Synopses & Reviews
In May 1995, a photograph and an anonymous note arrived at The Harvard Crimson that said "Keep this picture. There will soon be a very juicy story involving this woman." Soon afterwards, Sinedu Tadesse stabbed to death her roommate, Trang Phuong Ho, and then hung herself. This book recounts the stories of these women, whose admission to Harvard was "halfway heaven," a bridge to the American dream after lives of hardship. But they met instead with the darkest of all fates: a tragedy that might have been prevented. Sinedu grew up under communist tyranny in Ethiopia. Trang was born in a Vietnamese forced labor camp, and fled the country with her father and sister to end up on welfare in Boston. Despite their similarities, the two were never friends; Trang was friendly and outgoing, while Sinedu, awkward and shy, had trouble adjusting to a culture vastly different from her own. Drawing upon her astonishing diaries, Thernstrom, a Harvard graduate herself, reconstructs Sinedu's inner life to reveal a girl struggling against isolation and depression.
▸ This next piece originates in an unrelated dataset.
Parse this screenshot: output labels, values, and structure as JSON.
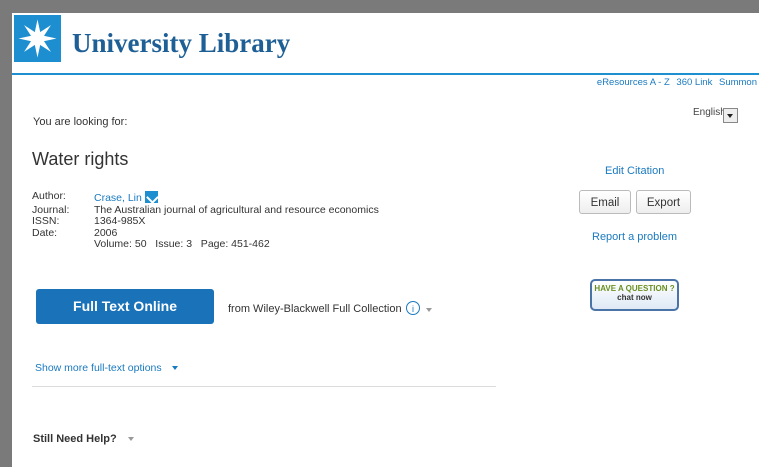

The book reveals Harvard as an institution ill-equipped to deal with mental illness on campus that apparently cared more for its reputation than for its student body. A brilliant synthesis of cultural analysis, psychological study, and first-rate investigative journalism, Halfway Heaven is a haunting exploration of the power of profound loneliness and an expose of one of America's most distinguished universities.
About the Author
Melanie Thernstrom is a journalist and creative writing teacher, and the critically acclaimed author of The Dead Girl. A native of Boston, she graduated from Harvard University in 1987.